In This Story
At a festive ceremony this evening, Villa Albertine announced the two winners of the first Albertine Translation Prize. Honoring the best contemporary French literature in English translation, the 2022 award went to Isabelle Sorente’s La femme et l’oiseau (JC Lattes), translated by Heather Green (seeking American publisher) and Mohamad Amer Meziane’s Des empires sous la terre : Histoire écologique et raciale de la sécularisation (La découverte), translated by Jonathan Adjemian (Verso Books).
The Albertine Translation Fund & Prizes was launched this year as a new and enhanced version of the prestigious French Voices Awards. Recognizing the quality of both the original work and the translation, a committee of independent professional experts (academics, translators, and publishers) selects winners that epitomize the many facets of a vibrant French literary scene.
In total, the Albertine Translation committee selected 22 works for 2022 that reflect the diversity and richness of French publishing, including fiction, essays, poetry, comics, and children’s books. Each will receive grants from the Albertine Translation Fund, providing $2,000 for publication costs and covering half of the cost of translation, up to $5,000. See the full selection here.
Among the selected grantees, the committee chooses two titles to name prize winners, one in fiction and one in non-fiction. Both The Woman and the Falcon and Empires Beneath the Earth are based on exceptional original texts, were translated with uncommon mastery, and contain subject matter that would have a particularly strong resonance in the American literary landscape.
About The Winners
Note: English titles are provisional, pending publication.
La femme et l’oiseau / The Woman and the Falcon by Isabelle Sorente, translated by Heather Green (JC Lattes / seeking American publisher)
When Vina is expelled from high school for threatening a classmate, her mother Elisabeth takes refuge with her at her great-uncle’s house in Alsace. Soon, Vina is fascinated by this man, who communicates with birds and seems to read people’s thoughts. Thomas acquired these gifts during the war, when he was captured, at seventeen, and forced into the malgré-nous (or “despite ourselves”), a group of soldiers from Eastern France who were forcibly conscripted into the German Wehrmacht. Though haunted by his time in the war, and in Tambov, a Russian prison camp, Thomas forges a bond with Vina through their shared, intense connection with the natural world.

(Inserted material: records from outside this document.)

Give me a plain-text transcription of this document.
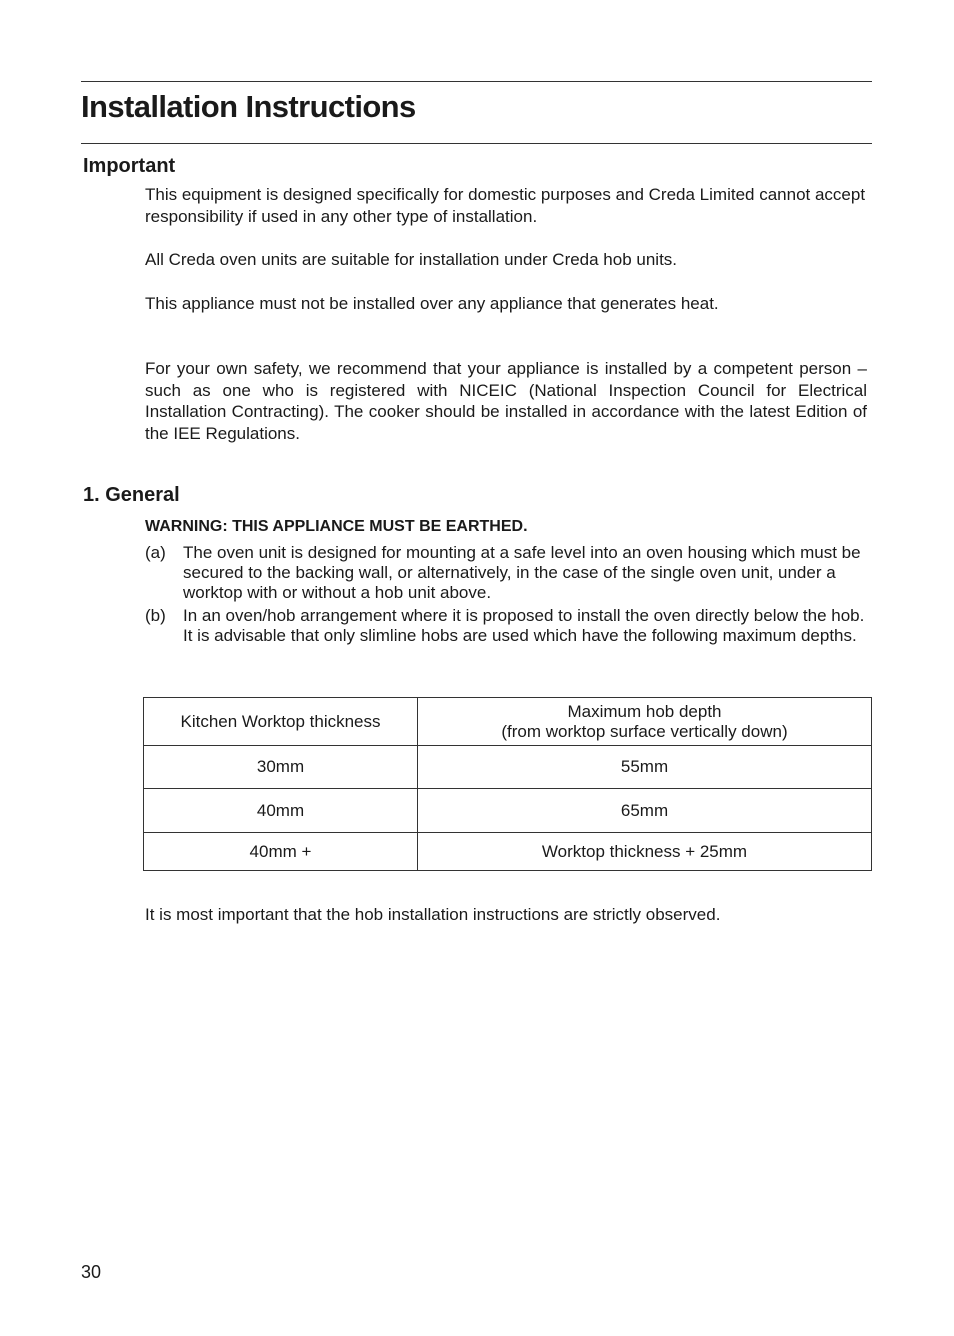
Installation Instructions
Important

This equipment is designed specifically for domestic purposes and Creda Limited cannot accept responsibility if used in any other type of installation.

All Creda oven units are suitable for installation under Creda hob units.

This appliance must not be installed over any appliance that generates heat.

For your own safety, we recommend that your appliance is installed by a competent person – such as one who is registered with NICEIC (National Inspection Council for Electrical Installation Contracting). The cooker should be installed in accordance with the latest Edition of the IEE Regulations.

1. General

WARNING: THIS APPLIANCE MUST BE EARTHED.

(a) The oven unit is designed for mounting at a safe level into an oven housing which must be secured to the backing wall, or alternatively, in the case of the single oven unit, under a worktop with or without a hob unit above.
(b) In an oven/hob arrangement where it is proposed to install the oven directly below the hob. It is advisable that only slimline hobs are used which have the following maximum depths.
Kitchen Worktop thickness	Maximum hob depth
(from worktop surface vertically down)

30mm	55mm
40mm	65mm
40mm +	Worktop thickness + 25mm

It is most important that the hob installation instructions are strictly observed.

30
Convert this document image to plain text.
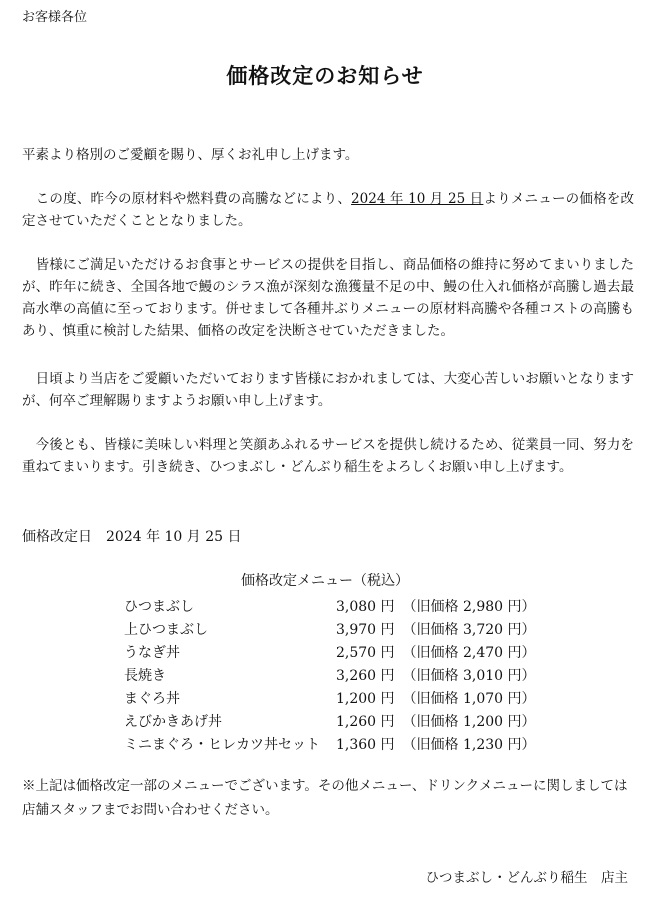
お客様各位
価格改定のお知らせ

平素より格別のご愛顧を賜り、厚くお礼申し上げます。

この度、昨今の原材料や燃料費の高騰などにより、2024 年 10 月 25 日よりメニューの価格を改定させていただくこととなりました。

皆様にご満足いただけるお食事とサービスの提供を目指し、商品価格の維持に努めてまいりましたが、昨年に続き、全国各地で鰻のシラス漁が深刻な漁獲量不足の中、鰻の仕入れ価格が高騰し過去最高水準の高値に至っております。併せまして各種丼ぶりメニューの原材料高騰や各種コストの高騰もあり、慎重に検討した結果、価格の改定を決断させていただきました。

日頃より当店をご愛顧いただいております皆様におかれましては、大変心苦しいお願いとなりますが、何卒ご理解賜りますようお願い申し上げます。

今後とも、皆様に美味しい料理と笑顔あふれるサービスを提供し続けるため、従業員一同、努力を重ねてまいります。引き続き、ひつまぶし・どんぶり稲生をよろしくお願い申し上げます。

価格改定日 2024 年 10 月 25 日
価格改定メニュー（税込）
ひつまぶし	3,080 円	（旧価格 2,980 円）
上ひつまぶし	3,970 円	（旧価格 3,720 円）
うなぎ丼	2,570 円	（旧価格 2,470 円）
長焼き	3,260 円	（旧価格 3,010 円）
まぐろ丼	1,200 円	（旧価格 1,070 円）
えびかきあげ丼	1,260 円	（旧価格 1,200 円）
ミニまぐろ・ヒレカツ丼セット	1,360 円	（旧価格 1,230 円）

※上記は価格改定一部のメニューでございます。その他メニュー、ドリンクメニューに関しましては店舗スタッフまでお問い合わせください。

ひつまぶし・どんぶり稲生　店主
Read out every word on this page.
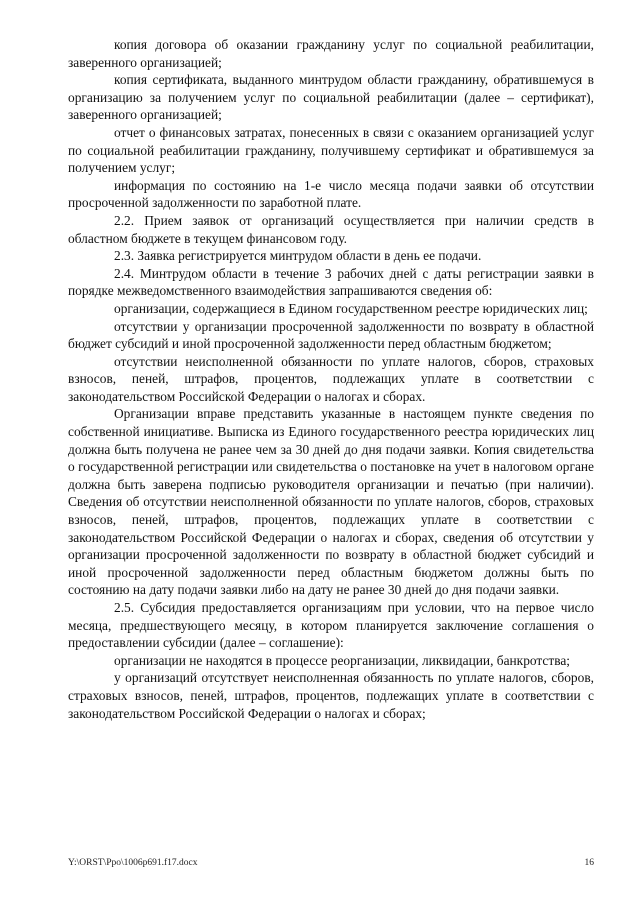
копия договора об оказании гражданину услуг по социальной реабилитации, заверенного организацией;

копия сертификата, выданного минтрудом области гражданину, обратившемуся в организацию за получением услуг по социальной реабилитации (далее – сертификат), заверенного организацией;

отчет о финансовых затратах, понесенных в связи с оказанием организацией услуг по социальной реабилитации гражданину, получившему сертификат и обратившемуся за получением услуг;

информация по состоянию на 1-е число месяца подачи заявки об отсутствии просроченной задолженности по заработной плате.

2.2. Прием заявок от организаций осуществляется при наличии средств в областном бюджете в текущем финансовом году.

2.3. Заявка регистрируется минтрудом области в день ее подачи.

2.4. Минтрудом области в течение 3 рабочих дней с даты регистрации заявки в порядке межведомственного взаимодействия запрашиваются сведения об:

организации, содержащиеся в Едином государственном реестре юридических лиц;

отсутствии у организации просроченной задолженности по возврату в областной бюджет субсидий и иной просроченной задолженности перед областным бюджетом;

отсутствии неисполненной обязанности по уплате налогов, сборов, страховых взносов, пеней, штрафов, процентов, подлежащих уплате в соответствии с законодательством Российской Федерации о налогах и сборах.

Организации вправе представить указанные в настоящем пункте сведения по собственной инициативе. Выписка из Единого государственного реестра юридических лиц должна быть получена не ранее чем за 30 дней до дня подачи заявки. Копия свидетельства о государственной регистрации или свидетельства о постановке на учет в налоговом органе должна быть заверена подписью руководителя организации и печатью (при наличии). Сведения об отсутствии неисполненной обязанности по уплате налогов, сборов, страховых взносов, пеней, штрафов, процентов, подлежащих уплате в соответствии с законодательством Российской Федерации о налогах и сборах, сведения об отсутствии у организации просроченной задолженности по возврату в областной бюджет субсидий и иной просроченной задолженности перед областным бюджетом должны быть по состоянию на дату подачи заявки либо на дату не ранее 30 дней до дня подачи заявки.

2.5. Субсидия предоставляется организациям при условии, что на первое число месяца, предшествующего месяцу, в котором планируется заключение соглашения о предоставлении субсидии (далее – соглашение):

организации не находятся в процессе реорганизации, ликвидации, банкротства;

у организаций отсутствует неисполненная обязанность по уплате налогов, сборов, страховых взносов, пеней, штрафов, процентов, подлежащих уплате в соответствии с законодательством Российской Федерации о налогах и сборах;

Y:\ORST\Ppo\1006p691.f17.docx	16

Isabelle Sorente is the author of nine novels, three essay collections, and two plays. She writes as a columnist for France Inter and Philosophie Magazine. Sorente has worked, over two decades and across genres, in a philosophical mode, exploring cruelty in the forms of animal farming, the persecution of witches, and racism, to name a few, and the ways we, as humans, might move away from violence and toward compassion, freedom, and even joy. Surprisingly, none of Sorente’s books have yet appeared in English.
Heather Green is the author of No Other Rome (2021) and the translator of Tristan Tzara’s Noontimes Won (2018). Her poetry and translations have appeared in AGNI, Asymptote, the New Yorker, and Ploughshares. Green currently serves as a reviewer for the Poetry Foundation’s Harriet Books, a jury member for the NBCC’s Barrios Prize for a book in translation, and an Assistant Professor at George Mason University.